A dissemination session on the Mission, organised here on Tuesday by the Jan Swasthya Abhiyan (JSA) – the Indian chapter of the People’s Health Movement–was intended to make a difference to this scenario by first creating awareness about NRHM, its goals and progress in Karnataka and outside. “Nobody even knows about NRHM here,” observed JSA’s Thelma Narayan, who then went on to offer a ringside view of the project.

Target
Beyond Karnataka, NRHM had originally targeted the states of Arunachal Pradesh, Assam, Bihar, Chhattisgarh, Himachal Pradesh, Jharkhand, Jammu & Kashmir, Manipur, Mizoram, Meghalaya, Madhya Pradesh, Nagaland, Orissa, Rajasthan, Sikkim, Tripura, Uttaranchal and Uttar Pradesh. The Mission was an articulation of the Centre’s commitment to increase public spending on health from 0.9 per cent of the GDP to 2–3 per cent.

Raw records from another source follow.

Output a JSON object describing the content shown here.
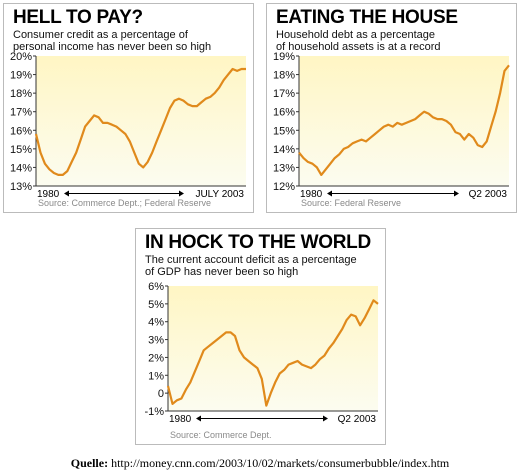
{
  "credit": {
    "label": "Quelle:",
    "url": "http://money.cnn.com/2003/10/02/markets/consumerbubble/index.htm"
  },
  "style": {
    "line_color": "#e08a1c",
    "plot_bg_top": "#fff6c4",
    "plot_bg_bottom": "#fcfcf0",
    "axis_color": "#333333",
    "source_color": "#8a8a8a"
  },
  "chart_data": [
    {
      "type": "line",
      "title": "HELL TO PAY?",
      "subtitle": [
        "Consumer credit as a percentage of",
        "personal income has never been so high"
      ],
      "yticks": [
        "20%",
        "19%",
        "18%",
        "17%",
        "16%",
        "15%",
        "14%",
        "13%"
      ],
      "ylim": [
        13,
        20
      ],
      "xlim": [
        1980,
        2003.5
      ],
      "x_start_label": "1980",
      "x_end_label": "JULY 2003",
      "source": "Source: Commerce Dept.; Federal Reserve",
      "series": [
        {
          "x": [
            1980,
            1980.5,
            1981,
            1981.5,
            1982,
            1982.5,
            1983,
            1983.5,
            1984,
            1984.5,
            1985,
            1985.5,
            1986,
            1986.5,
            1987,
            1987.5,
            1988,
            1988.5,
            1989,
            1989.5,
            1990,
            1990.5,
            1991,
            1991.5,
            1992,
            1992.5,
            1993,
            1993.5,
            1994,
            1994.5,
            1995,
            1995.5,
            1996,
            1996.5,
            1997,
            1997.5,
            1998,
            1998.5,
            1999,
            1999.5,
            2000,
            2000.5,
            2001,
            2001.5,
            2002,
            2002.5,
            2003,
            2003.5
          ],
          "y": [
            15.8,
            14.8,
            14.2,
            13.9,
            13.7,
            13.6,
            13.6,
            13.8,
            14.3,
            14.8,
            15.5,
            16.2,
            16.5,
            16.8,
            16.7,
            16.4,
            16.4,
            16.3,
            16.2,
            16.0,
            15.8,
            15.4,
            14.8,
            14.2,
            14.0,
            14.3,
            14.8,
            15.4,
            16.0,
            16.6,
            17.2,
            17.6,
            17.7,
            17.6,
            17.4,
            17.3,
            17.3,
            17.5,
            17.7,
            17.8,
            18.0,
            18.3,
            18.7,
            19.0,
            19.3,
            19.2,
            19.3,
            19.3
          ]
        }
      ]
    },
    {
      "type": "line",
      "title": "EATING THE HOUSE",
      "subtitle": [
        "Household debt as a percentage",
        "of household assets is at a record"
      ],
      "yticks": [
        "19%",
        "18%",
        "17%",
        "16%",
        "15%",
        "14%",
        "13%",
        "12%"
      ],
      "ylim": [
        12,
        19
      ],
      "xlim": [
        1980,
        2003.5
      ],
      "x_start_label": "1980",
      "x_end_label": "Q2 2003",
      "source": "Source: Federal Reserve",
      "series": [
        {
          "x": [
            1980,
            1980.5,
            1981,
            1981.5,
            1982,
            1982.5,
            1983,
            1983.5,
            1984,
            1984.5,
            1985,
            1985.5,
            1986,
            1986.5,
            1987,
            1987.5,
            1988,
            1988.5,
            1989,
            1989.5,
            1990,
            1990.5,
            1991,
            1991.5,
            1992,
            1992.5,
            1993,
            1993.5,
            1994,
            1994.5,
            1995,
            1995.5,
            1996,
            1996.5,
            1997,
            1997.5,
            1998,
            1998.5,
            1999,
            1999.5,
            2000,
            2000.5,
            2001,
            2001.5,
            2002,
            2002.5,
            2003,
            2003.5
          ],
          "y": [
            13.8,
            13.5,
            13.3,
            13.2,
            13.0,
            12.6,
            12.9,
            13.2,
            13.5,
            13.7,
            14.0,
            14.1,
            14.3,
            14.4,
            14.5,
            14.4,
            14.6,
            14.8,
            15.0,
            15.2,
            15.3,
            15.2,
            15.4,
            15.3,
            15.4,
            15.5,
            15.6,
            15.8,
            16.0,
            15.9,
            15.7,
            15.6,
            15.6,
            15.5,
            15.3,
            14.9,
            14.8,
            14.5,
            14.8,
            14.6,
            14.2,
            14.1,
            14.4,
            15.2,
            16.0,
            17.0,
            18.2,
            18.5
          ]
        }
      ]
    },
    {
      "type": "line",
      "title": "IN HOCK TO THE WORLD",
      "subtitle": [
        "The current account deficit as a percentage",
        "of GDP has never been so high"
      ],
      "yticks": [
        "6%",
        "5%",
        "4%",
        "3%",
        "2%",
        "1%",
        "0",
        "-1%"
      ],
      "ylim": [
        -1,
        6
      ],
      "xlim": [
        1980,
        2003.5
      ],
      "x_start_label": "1980",
      "x_end_label": "Q2 2003",
      "source": "Source: Commerce Dept.",
      "series": [
        {
          "x": [
            1980,
            1980.5,
            1981,
            1981.5,
            1982,
            1982.5,
            1983,
            1983.5,
            1984,
            1984.5,
            1985,
            1985.5,
            1986,
            1986.5,
            1987,
            1987.5,
            1988,
            1988.5,
            1989,
            1989.5,
            1990,
            1990.5,
            1991,
            1991.5,
            1992,
            1992.5,
            1993,
            1993.5,
            1994,
            1994.5,
            1995,
            1995.5,
            1996,
            1996.5,
            1997,
            1997.5,
            1998,
            1998.5,
            1999,
            1999.5,
            2000,
            2000.5,
            2001,
            2001.5,
            2002,
            2002.5,
            2003,
            2003.5
          ],
          "y": [
            0.4,
            -0.6,
            -0.4,
            -0.3,
            0.2,
            0.6,
            1.2,
            1.8,
            2.4,
            2.6,
            2.8,
            3.0,
            3.2,
            3.4,
            3.4,
            3.2,
            2.4,
            2.0,
            1.8,
            1.6,
            1.4,
            0.8,
            -0.7,
            0.0,
            0.6,
            1.1,
            1.3,
            1.6,
            1.7,
            1.8,
            1.6,
            1.5,
            1.4,
            1.6,
            1.9,
            2.1,
            2.5,
            2.8,
            3.2,
            3.6,
            4.1,
            4.4,
            4.3,
            3.8,
            4.2,
            4.7,
            5.2,
            5.0
          ]
        }
      ]
    }
  ]
}
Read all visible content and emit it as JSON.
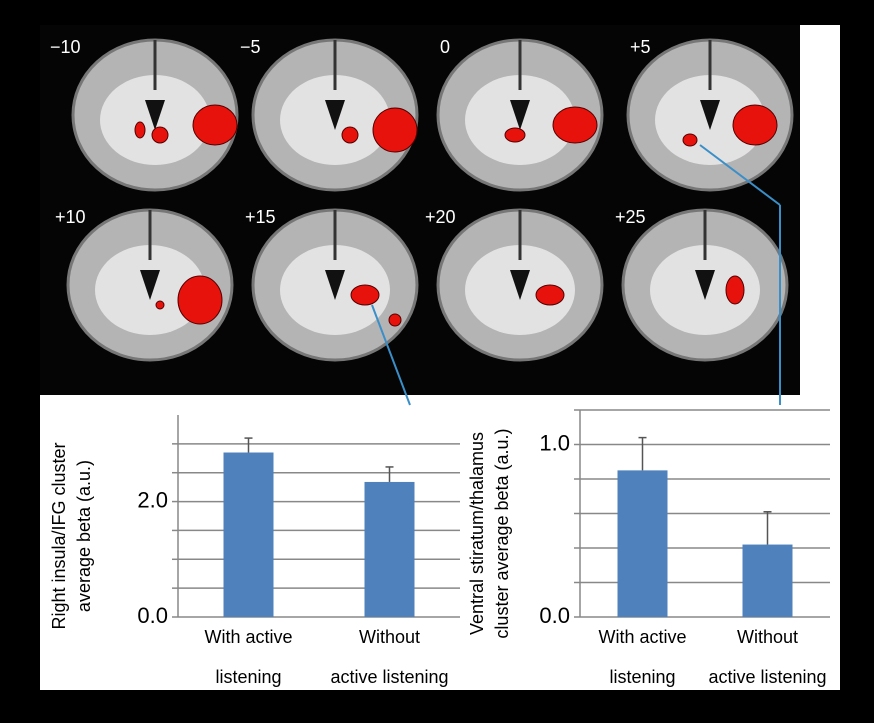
{
  "brain_slices": {
    "labels": [
      "−10",
      "−5",
      "0",
      "+5",
      "+10",
      "+15",
      "+20",
      "+25"
    ]
  },
  "chart_data": [
    {
      "type": "bar",
      "ylabel": [
        "Right insula/IFG cluster",
        "average beta (a.u.)"
      ],
      "categories": [
        [
          "With active",
          "listening"
        ],
        [
          "Without",
          "active listening"
        ]
      ],
      "values": [
        2.85,
        2.34
      ],
      "errors": [
        0.25,
        0.26
      ],
      "color": "#4f81bd",
      "ylim": [
        0,
        3.5
      ],
      "yticks": [
        {
          "value": 0,
          "label": "0.0"
        },
        {
          "value": 0.5,
          "label": null
        },
        {
          "value": 1,
          "label": null
        },
        {
          "value": 1.5,
          "label": null
        },
        {
          "value": 2,
          "label": "2.0"
        },
        {
          "value": 2.5,
          "label": null
        },
        {
          "value": 3,
          "label": null
        }
      ],
      "grid": true
    },
    {
      "type": "bar",
      "ylabel": [
        "Ventral stiratum/thalamus",
        "cluster average beta (a.u.)"
      ],
      "categories": [
        [
          "With active",
          "listening"
        ],
        [
          "Without",
          "active listening"
        ]
      ],
      "values": [
        0.85,
        0.42
      ],
      "errors": [
        0.19,
        0.19
      ],
      "color": "#4f81bd",
      "ylim": [
        0,
        1.2
      ],
      "yticks": [
        {
          "value": 0,
          "label": "0.0"
        },
        {
          "value": 0.2,
          "label": null
        },
        {
          "value": 0.4,
          "label": null
        },
        {
          "value": 0.6,
          "label": null
        },
        {
          "value": 0.8,
          "label": null
        },
        {
          "value": 1,
          "label": "1.0"
        },
        {
          "value": 1.2,
          "label": null
        }
      ],
      "grid": true
    }
  ]
}
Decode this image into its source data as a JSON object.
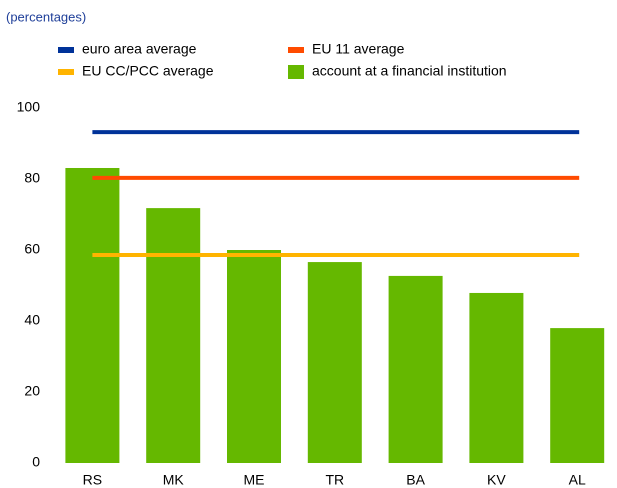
{
  "chart_data": {
    "type": "bar",
    "subtitle": "(percentages)",
    "categories": [
      "RS",
      "MK",
      "ME",
      "TR",
      "BA",
      "KV",
      "AL"
    ],
    "series": [
      {
        "name": "euro area average",
        "color": "#003299",
        "type": "line",
        "value": 93.2
      },
      {
        "name": "EU 11 average",
        "color": "#ff4b00",
        "type": "line",
        "value": 80.3
      },
      {
        "name": "EU CC/PCC average",
        "color": "#ffb400",
        "type": "line",
        "value": 58.6
      },
      {
        "name": "account at a financial institution",
        "color": "#65b800",
        "type": "bar",
        "values": [
          83.1,
          71.8,
          60,
          56.6,
          52.7,
          47.9,
          38
        ]
      }
    ],
    "ylim": [
      0,
      100
    ],
    "yticks": [
      0,
      20,
      40,
      60,
      80,
      100
    ],
    "grid": false
  }
}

Ms. Narayan said the Mission required the training of seven lakh personnel to be social health activists. “Andhra Pradesh today has 51,000 trained activists, but here in Karnataka, we have not even started.”

Stressing on the need for a critical group of people knowledgeable about the Mission, she cited the Peoples’ Rural Health Watch groups set up by the Jan Swasthya Abhiyan in eight States. These groups monitored the Mission progress and filed reports accessible on the internet. She wanted similar groups to take root in Karnataka.

As Dr. Devadasan from the Institute of Public Health said the Mission was introduced in the State only last year. “The funds started flowing only now,” he said.

The Mission had as its goals reduction in Infant Mortality Rate (IMR) and Maternal Mortality Rate (MMR) by 50 per cent, and prevention and control of Communicable and Non Communicable Diseases. But the concerned departments often worked in isolation. There was very little coordination, observed Dr. Devadasan.

Strengthening of the public health centres to ensure round–the–clock services, regular supply of essential drugs were also key elements of the Mission plan. Funding was decentralised, with the district as the core unit of planning, budgeting and implementation.